[REPLAY] Raphael Arndt – Australia's Sovereign Wealth Fund CIO (Capital Allocators, Episode 70) - Capital Allocators Recap

Podcast: Capital Allocators

Published: 2026-02-09

Duration: 1 hr 26 min

Guests: Raphael Arndt

Summary

Raphael Arndt, CIO of Australia's $145 billion Futures Fund, discusses the fund's strategic approach to investment, emphasizing a unified portfolio strategy and the importance of flexible asset allocation in navigating volatile markets.

What Happened

Raphael Arndt, CIO of Australia's $145 billion Futures Fund, shares insights into the fund's strategic approach to managing a next-generation institutional portfolio. The fund, established in 2006 with a mandate to compound capital for 20 years, follows a 'one team, one portfolio' philosophy, focusing on a total portfolio approach rather than diversifying within individual asset classes.

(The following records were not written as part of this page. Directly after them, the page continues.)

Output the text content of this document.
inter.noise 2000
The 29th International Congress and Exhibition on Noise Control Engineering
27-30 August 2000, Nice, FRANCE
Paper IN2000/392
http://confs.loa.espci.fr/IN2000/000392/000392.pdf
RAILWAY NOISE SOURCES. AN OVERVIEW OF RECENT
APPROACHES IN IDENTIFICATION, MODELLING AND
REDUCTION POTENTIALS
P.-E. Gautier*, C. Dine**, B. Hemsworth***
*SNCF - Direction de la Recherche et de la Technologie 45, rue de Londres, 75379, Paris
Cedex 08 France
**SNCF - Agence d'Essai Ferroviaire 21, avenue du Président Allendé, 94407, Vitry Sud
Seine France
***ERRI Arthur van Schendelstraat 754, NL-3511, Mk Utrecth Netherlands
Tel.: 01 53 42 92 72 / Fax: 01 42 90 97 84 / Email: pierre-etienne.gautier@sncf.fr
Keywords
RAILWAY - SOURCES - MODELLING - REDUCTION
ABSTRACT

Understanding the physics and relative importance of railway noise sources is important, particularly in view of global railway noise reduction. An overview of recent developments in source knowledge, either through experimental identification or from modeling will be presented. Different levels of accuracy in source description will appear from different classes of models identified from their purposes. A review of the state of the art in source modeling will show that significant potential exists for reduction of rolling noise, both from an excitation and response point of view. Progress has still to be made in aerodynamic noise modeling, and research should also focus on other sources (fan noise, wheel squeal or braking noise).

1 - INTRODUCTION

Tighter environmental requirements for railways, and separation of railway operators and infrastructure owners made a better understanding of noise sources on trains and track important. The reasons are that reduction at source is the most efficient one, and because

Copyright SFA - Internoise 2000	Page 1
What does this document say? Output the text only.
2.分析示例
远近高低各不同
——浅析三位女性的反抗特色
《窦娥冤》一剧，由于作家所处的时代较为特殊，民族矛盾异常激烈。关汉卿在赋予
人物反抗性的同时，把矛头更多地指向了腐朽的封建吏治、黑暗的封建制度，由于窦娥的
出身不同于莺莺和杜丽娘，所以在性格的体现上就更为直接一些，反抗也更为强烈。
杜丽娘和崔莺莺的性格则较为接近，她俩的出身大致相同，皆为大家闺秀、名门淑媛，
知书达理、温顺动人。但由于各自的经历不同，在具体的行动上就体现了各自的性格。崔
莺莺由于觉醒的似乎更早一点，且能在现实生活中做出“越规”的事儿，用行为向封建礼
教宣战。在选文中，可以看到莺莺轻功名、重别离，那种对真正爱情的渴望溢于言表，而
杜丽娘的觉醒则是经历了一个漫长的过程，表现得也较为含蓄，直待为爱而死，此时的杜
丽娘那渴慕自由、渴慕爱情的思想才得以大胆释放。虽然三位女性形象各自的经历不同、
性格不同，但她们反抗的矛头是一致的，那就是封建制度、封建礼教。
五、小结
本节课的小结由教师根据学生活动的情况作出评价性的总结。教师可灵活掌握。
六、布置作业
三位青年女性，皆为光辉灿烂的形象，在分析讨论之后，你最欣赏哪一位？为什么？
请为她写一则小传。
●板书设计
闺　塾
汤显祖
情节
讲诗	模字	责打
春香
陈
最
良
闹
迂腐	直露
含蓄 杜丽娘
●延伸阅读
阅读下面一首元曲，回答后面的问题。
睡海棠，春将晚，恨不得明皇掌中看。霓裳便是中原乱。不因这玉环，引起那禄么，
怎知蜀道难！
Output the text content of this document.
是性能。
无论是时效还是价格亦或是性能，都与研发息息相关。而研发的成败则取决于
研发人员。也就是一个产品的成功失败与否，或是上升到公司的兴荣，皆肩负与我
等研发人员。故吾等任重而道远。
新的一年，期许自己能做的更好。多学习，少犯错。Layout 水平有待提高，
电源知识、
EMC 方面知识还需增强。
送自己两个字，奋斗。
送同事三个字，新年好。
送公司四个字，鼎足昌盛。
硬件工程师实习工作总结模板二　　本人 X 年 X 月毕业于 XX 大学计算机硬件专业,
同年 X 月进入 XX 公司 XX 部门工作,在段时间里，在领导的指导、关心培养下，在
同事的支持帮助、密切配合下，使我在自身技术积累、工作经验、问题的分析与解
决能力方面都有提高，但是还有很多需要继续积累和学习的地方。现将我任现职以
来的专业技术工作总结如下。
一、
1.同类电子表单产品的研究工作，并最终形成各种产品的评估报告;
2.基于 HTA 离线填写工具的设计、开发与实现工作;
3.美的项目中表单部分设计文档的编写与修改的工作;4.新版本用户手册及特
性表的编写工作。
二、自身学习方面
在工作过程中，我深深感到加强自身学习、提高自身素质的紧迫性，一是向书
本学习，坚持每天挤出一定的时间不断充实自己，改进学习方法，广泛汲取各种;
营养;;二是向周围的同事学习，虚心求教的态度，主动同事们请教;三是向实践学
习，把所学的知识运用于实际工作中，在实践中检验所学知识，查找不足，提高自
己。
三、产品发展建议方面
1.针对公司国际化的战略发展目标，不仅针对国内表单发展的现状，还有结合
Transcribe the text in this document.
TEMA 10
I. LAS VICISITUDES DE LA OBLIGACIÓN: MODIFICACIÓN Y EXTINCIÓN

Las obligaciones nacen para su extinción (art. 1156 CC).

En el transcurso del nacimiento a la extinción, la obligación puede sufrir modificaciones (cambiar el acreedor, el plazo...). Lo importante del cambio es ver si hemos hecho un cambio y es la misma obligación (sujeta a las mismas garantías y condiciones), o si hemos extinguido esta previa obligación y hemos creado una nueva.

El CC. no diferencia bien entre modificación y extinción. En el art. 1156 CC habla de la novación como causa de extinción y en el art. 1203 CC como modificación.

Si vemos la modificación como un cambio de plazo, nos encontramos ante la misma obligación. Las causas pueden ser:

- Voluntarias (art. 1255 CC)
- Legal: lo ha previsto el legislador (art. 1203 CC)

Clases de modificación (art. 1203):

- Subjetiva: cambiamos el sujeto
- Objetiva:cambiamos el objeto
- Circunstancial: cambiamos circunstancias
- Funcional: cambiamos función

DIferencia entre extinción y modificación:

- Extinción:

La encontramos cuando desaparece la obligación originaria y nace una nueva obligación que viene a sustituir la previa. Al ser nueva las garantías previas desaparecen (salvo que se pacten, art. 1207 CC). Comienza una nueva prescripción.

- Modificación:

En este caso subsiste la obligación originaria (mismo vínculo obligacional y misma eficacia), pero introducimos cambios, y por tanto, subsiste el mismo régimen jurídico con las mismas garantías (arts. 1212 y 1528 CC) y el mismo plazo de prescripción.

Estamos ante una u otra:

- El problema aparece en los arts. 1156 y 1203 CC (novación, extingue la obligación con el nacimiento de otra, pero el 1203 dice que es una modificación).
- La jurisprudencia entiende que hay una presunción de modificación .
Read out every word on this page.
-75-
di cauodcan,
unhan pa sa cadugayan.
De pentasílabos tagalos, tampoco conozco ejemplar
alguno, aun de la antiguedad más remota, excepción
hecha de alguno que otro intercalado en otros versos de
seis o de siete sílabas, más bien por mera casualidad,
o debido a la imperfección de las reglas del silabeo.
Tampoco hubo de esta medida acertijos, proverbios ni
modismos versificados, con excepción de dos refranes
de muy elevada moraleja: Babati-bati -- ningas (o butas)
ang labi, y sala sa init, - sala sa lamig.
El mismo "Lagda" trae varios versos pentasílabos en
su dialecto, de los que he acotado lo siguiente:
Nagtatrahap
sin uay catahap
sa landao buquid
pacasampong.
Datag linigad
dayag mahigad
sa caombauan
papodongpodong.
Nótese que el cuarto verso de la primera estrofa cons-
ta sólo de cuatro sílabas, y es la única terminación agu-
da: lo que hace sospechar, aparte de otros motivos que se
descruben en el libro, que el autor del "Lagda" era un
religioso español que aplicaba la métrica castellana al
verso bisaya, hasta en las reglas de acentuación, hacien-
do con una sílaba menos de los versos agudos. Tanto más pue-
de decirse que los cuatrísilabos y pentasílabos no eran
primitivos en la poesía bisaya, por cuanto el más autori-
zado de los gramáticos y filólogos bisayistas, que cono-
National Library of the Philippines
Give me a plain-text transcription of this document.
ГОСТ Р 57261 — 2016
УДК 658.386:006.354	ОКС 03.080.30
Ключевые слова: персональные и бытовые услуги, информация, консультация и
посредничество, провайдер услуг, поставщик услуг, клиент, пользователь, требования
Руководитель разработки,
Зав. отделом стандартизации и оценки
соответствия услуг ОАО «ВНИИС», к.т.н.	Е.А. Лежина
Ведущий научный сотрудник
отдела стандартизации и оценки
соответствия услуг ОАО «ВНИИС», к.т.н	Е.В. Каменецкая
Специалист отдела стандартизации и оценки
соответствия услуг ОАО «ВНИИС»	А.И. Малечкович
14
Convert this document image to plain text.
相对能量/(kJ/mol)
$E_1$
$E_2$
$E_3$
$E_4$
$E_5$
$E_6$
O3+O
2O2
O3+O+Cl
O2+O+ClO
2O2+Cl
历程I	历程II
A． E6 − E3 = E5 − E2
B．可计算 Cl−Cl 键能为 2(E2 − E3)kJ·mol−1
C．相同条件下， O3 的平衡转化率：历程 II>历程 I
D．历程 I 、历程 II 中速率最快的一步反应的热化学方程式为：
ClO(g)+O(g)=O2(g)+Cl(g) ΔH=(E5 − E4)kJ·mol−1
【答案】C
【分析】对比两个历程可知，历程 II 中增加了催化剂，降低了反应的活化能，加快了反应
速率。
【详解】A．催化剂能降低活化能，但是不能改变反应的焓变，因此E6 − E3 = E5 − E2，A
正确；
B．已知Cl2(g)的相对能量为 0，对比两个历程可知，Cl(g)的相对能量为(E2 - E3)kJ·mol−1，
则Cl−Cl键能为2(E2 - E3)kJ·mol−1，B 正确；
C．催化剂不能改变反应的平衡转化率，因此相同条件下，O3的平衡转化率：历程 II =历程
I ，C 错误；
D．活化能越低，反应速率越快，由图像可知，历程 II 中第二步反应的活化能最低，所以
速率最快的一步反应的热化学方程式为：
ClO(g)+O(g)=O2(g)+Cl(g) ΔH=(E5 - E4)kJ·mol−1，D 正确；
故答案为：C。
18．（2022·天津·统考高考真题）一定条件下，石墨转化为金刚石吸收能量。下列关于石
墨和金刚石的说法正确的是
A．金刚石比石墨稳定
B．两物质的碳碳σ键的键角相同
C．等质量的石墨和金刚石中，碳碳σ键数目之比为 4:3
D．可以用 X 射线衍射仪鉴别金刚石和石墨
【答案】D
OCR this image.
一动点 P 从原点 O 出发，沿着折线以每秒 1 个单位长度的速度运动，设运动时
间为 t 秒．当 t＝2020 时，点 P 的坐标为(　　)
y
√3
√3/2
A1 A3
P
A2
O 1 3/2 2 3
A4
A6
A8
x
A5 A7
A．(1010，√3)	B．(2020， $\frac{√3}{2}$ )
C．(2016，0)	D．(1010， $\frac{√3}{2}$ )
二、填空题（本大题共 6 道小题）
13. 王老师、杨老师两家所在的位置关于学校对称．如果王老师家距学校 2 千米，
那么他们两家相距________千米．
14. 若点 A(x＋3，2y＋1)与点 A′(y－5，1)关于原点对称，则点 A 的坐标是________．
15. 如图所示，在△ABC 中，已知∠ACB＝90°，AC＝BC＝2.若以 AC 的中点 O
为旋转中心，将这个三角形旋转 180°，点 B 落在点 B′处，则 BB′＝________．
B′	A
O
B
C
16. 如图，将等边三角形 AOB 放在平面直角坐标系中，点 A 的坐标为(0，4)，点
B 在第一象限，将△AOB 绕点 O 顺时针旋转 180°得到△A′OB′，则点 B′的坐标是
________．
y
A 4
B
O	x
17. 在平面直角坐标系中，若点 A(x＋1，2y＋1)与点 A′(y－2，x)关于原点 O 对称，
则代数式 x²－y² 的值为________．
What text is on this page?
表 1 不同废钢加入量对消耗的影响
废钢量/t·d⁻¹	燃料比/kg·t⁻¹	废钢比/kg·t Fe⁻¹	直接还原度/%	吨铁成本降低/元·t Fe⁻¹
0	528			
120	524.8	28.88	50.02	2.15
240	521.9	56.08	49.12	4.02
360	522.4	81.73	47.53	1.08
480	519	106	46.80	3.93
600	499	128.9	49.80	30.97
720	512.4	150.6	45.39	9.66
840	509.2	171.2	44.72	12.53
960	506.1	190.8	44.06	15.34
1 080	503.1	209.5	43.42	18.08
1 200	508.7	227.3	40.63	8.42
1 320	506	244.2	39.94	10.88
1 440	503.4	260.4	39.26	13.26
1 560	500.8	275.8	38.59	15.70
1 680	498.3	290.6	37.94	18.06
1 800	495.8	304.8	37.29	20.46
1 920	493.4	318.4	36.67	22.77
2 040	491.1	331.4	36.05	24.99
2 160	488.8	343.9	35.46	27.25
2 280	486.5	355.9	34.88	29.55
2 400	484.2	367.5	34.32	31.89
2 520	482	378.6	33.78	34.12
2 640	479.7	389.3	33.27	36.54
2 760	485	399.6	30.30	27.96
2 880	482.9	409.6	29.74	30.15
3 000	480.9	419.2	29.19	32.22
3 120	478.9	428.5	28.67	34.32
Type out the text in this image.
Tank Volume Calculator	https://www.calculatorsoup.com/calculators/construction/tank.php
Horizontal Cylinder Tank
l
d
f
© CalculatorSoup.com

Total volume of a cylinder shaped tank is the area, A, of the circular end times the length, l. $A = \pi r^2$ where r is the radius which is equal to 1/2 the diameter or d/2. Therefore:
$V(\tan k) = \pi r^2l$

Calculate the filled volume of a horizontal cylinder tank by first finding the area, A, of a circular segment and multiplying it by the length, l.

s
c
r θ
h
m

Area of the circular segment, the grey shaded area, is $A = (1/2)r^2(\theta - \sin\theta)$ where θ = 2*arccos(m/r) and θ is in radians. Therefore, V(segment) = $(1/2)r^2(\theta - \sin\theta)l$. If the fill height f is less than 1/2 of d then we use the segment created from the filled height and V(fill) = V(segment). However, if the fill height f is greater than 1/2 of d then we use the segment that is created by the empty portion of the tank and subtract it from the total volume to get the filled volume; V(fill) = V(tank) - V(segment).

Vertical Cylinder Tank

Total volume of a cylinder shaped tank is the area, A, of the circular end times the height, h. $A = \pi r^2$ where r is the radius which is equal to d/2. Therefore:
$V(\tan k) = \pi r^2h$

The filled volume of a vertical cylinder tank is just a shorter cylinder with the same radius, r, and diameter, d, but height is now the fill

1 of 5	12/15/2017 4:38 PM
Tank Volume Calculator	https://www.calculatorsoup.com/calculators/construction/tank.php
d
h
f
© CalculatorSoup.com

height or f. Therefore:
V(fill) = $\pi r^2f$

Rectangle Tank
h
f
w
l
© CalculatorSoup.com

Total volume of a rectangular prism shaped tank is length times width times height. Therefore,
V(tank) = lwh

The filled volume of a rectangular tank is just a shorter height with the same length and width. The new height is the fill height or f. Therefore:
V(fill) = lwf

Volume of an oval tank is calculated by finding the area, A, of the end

Arndt discusses the fund's initial capital, which included $60 billion from federal budget surpluses and Telstra privatization. The portfolio is dynamic, with a forward-looking process that assesses asset classes through their factor contributions rather than past data, enabling flexibility and calculated risk-taking.

The asset allocation strategy includes about 30% in equities, 12% in private equity, 15% in property and infrastructure, 10% in debt, 15% in hedge funds, and 15% in cash. The fund relies entirely on external managers, working with approximately 120 managers, each managing over a billion dollars on average.

Arndt highlights the importance of relationships with managers to access capacity and emphasizes that technological tools have enhanced the ability to perform attribution work in equities. The fund believes in the reliability of the equity risk premium and the sustainability of skill in active management.

The private equity focus is on venture and growth equity, with co-investment opportunities pursued if high-performing managers are available. During the financial crisis, the fund's cautious approach, holding 80% in cash, enabled strategic investments, particularly in credit, yielding above 20% returns.

Arndt notes the fund's view of the current market environment, considering asset prices expensive but risk more attractive. The fund is slightly below neutral in terms of risk exposure, prioritizing the ability to invest when asset prices are cheap.

The investment team emphasizes collaboration, diversity of thinking, and a no-blame culture. Compensation is tied to personal goals and the fund's performance, with a focus on net returns rather than fee levels. Opportunities in China are seen as significant, especially given the emerging middle class, and the fund maintains exposure through equities and private equity.